La torre de la canción (o “Tower of song”) es el título de un tema de Leonard Cohen que figuraba en su disco “I’m your man”. Con ese mismo nombre se editaría un álbum en homenaje al bardo, en el que intervendrían artistas tan señalados como Elton John, Peter Gabriel, Bono, Billy Joel o Suzanne Vega.
Según afirmaba el mismo poeta, con esta canción “quería hacer una declaración definitiva sobre la heroica empresa del oficio". A principios de los ochenta, llamó a la obra "Levanta mi voz en la canción". Su preocupación era el envejecimiento y la necesidad de trascender el propio fracaso manifestándose como cantante, como compositor. Había abandonado la canción, pero una noche en Montreal terminó la letra, llamó a un ingeniero y la grabó en una sola toma con un sintetizador de juguete.

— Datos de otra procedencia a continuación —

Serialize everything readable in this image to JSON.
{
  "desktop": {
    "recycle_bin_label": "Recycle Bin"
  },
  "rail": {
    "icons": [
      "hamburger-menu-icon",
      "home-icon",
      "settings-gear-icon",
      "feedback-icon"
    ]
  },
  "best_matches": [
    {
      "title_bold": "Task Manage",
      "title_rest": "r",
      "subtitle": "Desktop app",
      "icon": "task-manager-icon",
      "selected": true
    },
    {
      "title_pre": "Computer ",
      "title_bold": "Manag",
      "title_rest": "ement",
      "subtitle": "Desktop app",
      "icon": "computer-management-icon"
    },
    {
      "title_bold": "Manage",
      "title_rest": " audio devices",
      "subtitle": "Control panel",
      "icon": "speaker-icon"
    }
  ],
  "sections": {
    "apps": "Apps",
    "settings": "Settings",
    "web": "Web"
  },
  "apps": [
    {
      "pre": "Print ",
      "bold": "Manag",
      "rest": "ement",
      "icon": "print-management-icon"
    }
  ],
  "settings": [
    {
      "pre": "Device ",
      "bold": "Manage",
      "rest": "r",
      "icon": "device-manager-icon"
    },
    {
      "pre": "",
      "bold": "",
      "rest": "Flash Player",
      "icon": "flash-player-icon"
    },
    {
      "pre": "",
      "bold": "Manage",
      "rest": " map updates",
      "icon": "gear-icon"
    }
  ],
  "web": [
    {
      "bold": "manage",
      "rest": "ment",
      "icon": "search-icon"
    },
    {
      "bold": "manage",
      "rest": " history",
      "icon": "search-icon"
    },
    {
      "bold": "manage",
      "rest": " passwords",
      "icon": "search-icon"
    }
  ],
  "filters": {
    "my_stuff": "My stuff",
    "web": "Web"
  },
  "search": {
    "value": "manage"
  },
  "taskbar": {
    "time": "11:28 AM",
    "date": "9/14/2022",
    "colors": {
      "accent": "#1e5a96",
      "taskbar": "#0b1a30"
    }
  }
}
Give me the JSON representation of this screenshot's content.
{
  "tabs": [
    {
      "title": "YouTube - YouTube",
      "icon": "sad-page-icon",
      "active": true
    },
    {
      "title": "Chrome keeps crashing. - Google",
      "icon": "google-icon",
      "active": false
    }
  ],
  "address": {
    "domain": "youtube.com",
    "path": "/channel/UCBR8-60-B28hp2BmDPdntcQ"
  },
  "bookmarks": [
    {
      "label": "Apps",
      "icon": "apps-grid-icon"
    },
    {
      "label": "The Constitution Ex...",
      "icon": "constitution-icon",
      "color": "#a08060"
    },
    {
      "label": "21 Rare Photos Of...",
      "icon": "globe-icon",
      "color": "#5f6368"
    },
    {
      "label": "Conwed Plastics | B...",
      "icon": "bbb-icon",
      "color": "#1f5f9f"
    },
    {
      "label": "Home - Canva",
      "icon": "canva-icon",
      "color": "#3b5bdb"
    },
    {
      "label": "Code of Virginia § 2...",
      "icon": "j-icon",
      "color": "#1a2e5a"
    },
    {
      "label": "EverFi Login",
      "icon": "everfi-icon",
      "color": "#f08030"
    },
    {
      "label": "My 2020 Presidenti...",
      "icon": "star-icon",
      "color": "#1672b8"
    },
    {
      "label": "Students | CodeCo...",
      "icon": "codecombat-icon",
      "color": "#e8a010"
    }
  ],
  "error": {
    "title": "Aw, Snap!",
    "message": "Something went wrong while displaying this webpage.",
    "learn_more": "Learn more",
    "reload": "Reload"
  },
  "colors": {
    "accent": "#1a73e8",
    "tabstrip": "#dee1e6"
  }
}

El tema empieza reconociendo su incipiente soledad, unida a una vejez que se insinúa en el horizonte: “Bueno, mis amigos se han ido y mi pelo está gris/Me duele en los lugares donde solía tocar/Y estoy loco por el amor, pero ya no voy a volver (a él)”.
Vivir en la torre de la canción tiene, es evidente, su coste, ese alquiler que ni siquiera constituye una hipoteca: nunca serás propietario de la torre de la canción.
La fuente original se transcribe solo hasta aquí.